Professor Orders Students to Write Final Exam Nude or Fail – Read More

Professor Orders Students to Write Final Exam Nude or Fail – Read More



A professor has sparked pandemonium in a school after he ordered the students to show up for their final examinations totally naked or risk failing the course.The professor would also show up naked for the exam in the school located at UC San Diego, in the United States.
Associate Professor Ricardo Dominguez, who takes Visual Arts 104A: Performing the Self, said the bizarre exam conditions have been the same for 11 years.
He claims everyone knows the deal from start of term and those who don’t like it simply shouldn’t take it.
However, a mother to one of the students under the exam condition is absolutely pissed over the professor’s rule.
She claims that her daughter was forced to perform nude for her final in the class, or risk getting a failing grade.
Speaking anonymously to ABC 10, the woman said, “It bothers me, I’m not sending her to school for this.
“To blanket say you must be naked in order to pass my class. It makes me sick to my stomach.”
Meanwhile, the professor confirmed that students indeed have to be nude as one of the criteria to passing the final exam.
He said, “At the very end of the class, we’ve done several gestures, they have to nude gesture. The prompt is to speak about or do a gesture or create an installation that says, ‘what is more you than you are.”
He explained further that 20 students strip down, including him.
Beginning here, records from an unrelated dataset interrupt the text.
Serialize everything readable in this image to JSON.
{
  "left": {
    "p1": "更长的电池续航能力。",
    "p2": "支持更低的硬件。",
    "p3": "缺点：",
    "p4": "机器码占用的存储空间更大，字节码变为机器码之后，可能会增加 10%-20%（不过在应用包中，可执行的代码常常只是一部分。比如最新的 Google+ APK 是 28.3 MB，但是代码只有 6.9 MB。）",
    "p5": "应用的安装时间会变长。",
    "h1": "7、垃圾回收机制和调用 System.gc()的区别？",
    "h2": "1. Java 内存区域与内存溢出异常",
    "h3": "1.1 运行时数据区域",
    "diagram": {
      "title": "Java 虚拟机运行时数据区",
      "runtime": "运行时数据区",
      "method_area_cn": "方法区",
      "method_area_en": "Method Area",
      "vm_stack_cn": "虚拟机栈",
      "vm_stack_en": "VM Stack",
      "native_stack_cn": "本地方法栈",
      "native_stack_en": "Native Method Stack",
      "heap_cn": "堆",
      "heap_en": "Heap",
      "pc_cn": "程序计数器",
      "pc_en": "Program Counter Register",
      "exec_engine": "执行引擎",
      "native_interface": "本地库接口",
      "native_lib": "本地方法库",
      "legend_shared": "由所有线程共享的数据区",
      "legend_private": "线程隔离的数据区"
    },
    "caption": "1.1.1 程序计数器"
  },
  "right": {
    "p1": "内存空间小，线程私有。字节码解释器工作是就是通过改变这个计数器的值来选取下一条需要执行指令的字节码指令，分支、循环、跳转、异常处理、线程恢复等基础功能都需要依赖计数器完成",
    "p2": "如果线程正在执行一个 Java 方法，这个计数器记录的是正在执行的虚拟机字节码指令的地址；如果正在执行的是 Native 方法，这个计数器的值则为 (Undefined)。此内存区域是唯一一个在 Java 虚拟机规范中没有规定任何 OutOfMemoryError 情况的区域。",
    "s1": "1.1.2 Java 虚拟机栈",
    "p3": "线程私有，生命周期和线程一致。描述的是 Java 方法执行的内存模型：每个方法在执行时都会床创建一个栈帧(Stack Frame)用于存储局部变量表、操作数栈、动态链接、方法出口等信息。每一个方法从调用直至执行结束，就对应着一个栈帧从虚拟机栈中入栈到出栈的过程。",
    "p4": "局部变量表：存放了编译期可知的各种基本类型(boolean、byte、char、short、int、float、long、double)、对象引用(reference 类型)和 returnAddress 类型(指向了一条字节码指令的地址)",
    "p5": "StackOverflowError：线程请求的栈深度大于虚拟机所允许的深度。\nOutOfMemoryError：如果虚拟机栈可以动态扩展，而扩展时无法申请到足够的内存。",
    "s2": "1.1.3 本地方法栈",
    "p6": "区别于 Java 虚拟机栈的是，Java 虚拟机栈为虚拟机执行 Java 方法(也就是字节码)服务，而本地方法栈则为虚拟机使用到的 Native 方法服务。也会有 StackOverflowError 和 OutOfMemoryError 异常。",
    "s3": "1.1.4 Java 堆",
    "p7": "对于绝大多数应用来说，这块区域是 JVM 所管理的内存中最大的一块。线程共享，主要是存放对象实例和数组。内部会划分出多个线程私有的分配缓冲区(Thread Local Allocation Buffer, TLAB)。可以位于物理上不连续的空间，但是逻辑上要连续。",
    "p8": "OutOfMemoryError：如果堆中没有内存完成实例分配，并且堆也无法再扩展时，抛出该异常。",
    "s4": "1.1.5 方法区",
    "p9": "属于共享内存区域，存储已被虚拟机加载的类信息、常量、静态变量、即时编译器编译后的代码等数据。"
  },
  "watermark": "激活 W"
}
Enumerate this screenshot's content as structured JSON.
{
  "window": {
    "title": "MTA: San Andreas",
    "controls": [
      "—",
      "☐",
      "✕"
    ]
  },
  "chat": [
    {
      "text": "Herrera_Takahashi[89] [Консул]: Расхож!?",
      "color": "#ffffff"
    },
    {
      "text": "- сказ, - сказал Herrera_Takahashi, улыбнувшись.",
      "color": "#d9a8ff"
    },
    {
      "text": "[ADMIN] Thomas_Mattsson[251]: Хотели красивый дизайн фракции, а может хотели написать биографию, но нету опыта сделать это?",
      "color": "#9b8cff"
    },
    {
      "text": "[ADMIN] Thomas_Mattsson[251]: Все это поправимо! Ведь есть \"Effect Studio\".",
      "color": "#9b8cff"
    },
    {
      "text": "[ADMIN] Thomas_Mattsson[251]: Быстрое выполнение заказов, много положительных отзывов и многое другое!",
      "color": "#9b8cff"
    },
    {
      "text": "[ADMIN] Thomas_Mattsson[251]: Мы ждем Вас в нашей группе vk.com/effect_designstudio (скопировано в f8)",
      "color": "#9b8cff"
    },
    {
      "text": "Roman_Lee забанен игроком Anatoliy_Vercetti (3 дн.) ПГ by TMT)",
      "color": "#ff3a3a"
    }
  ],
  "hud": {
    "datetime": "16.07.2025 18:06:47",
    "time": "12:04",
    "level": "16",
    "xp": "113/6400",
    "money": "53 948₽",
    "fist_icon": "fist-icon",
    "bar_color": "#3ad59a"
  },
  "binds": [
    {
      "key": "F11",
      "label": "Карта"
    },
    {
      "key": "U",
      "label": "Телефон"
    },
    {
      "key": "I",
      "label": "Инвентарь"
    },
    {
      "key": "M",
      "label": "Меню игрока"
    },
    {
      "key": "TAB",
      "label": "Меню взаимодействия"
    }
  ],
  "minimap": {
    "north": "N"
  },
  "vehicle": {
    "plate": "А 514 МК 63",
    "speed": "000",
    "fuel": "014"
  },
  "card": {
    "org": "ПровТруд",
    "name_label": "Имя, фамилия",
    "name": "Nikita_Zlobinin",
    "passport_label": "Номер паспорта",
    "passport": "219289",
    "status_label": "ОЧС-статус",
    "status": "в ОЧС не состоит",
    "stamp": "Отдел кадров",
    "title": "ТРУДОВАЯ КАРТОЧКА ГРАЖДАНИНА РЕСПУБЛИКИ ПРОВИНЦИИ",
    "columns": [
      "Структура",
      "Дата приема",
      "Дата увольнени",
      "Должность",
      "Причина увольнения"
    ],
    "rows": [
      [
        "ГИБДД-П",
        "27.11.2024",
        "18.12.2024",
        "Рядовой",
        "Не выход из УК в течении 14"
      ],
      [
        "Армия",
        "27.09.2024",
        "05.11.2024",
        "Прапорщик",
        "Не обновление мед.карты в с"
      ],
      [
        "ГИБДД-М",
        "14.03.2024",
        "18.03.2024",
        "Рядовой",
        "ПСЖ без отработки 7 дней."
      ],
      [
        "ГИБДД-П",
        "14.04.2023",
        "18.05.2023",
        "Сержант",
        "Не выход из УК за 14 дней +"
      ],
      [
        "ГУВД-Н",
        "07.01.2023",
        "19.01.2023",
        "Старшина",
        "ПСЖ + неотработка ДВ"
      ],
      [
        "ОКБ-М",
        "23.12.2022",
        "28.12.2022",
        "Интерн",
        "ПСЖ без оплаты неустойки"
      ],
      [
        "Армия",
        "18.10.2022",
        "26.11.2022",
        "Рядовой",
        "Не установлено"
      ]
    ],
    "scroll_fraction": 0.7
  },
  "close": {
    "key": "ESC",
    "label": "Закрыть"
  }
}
He calls it a performance of self, in a dark room lit only by candlelight.
“It’s a standard canvas for performance art and body art.
“It is very all controlled.”
Associate Professor Ricardo Dominguez, who takes Visual Arts 104A: Performing the Self, has ordered students to show up for their final exams absolutely naked or risk failure. (Photo Credit: ABC10)
Associate Professor Ricardo Dominguez, who takes Visual Arts 104A: Performing the Self, has ordered students to show up for their final exams absolutely naked or risk failure. (Photo Credit: ABC10)
Dominguez said that students know what to expect from the first day of class.
“If they are uncomfortable with this gesture they should not take the class,” Dominguez said bluntly.
However, the anonymous mother countered that this was not true.
“Nothing was ever explained, nothing was ever stipulated prior to Thursday, May 7, 2015″ she said.
In Dominguez’s 11 years teaching the class, he says he has never received a complaint.
The Chair of the Visual Arts Department, Dr. Jordan Crandall, released a statement on Monday, May 11, 2015 where he explained that the class is not a requirement for graduation and that students are not required to be nude.
The statement reads:
“The concerns of our students are our department’s first priority, and I’d like to offer some contextual information that will help answer questions regarding the pedagogy of VIS 104A.
“Removing your clothes is not required in this class.   The course is not required for graduation.
“VIS 104A is an upper division class that Professor Dominguez has taught for 11 years.  It has a number of prompts for short performances called “gestures.” These include “Your Life: With 3 Objects and 3 Sounds” and “Confessional Self,” among others. Students are graded on the “Nude/Naked Self” gesture just like all the other gestures.  Students are aware from the start of the class that it is a requirement, and that they can do the gesture in any number of ways without actually having to remove their clothes. Dominguez explains this – as does our advising team if concerns are raised with them.  There are many ways to perform nudity or nakedness, summoning art history conventions of the nude or laying bare of one’s “traumatic” or most fragile and vulnerable self.  One can “be” nude while being covered.
“There are many comments from former students that are visible online.  These comments clarify the matter quite directly.  It is important to listen to students who have actually taken the class. Again, the concerns of our students are our department’s first priority.”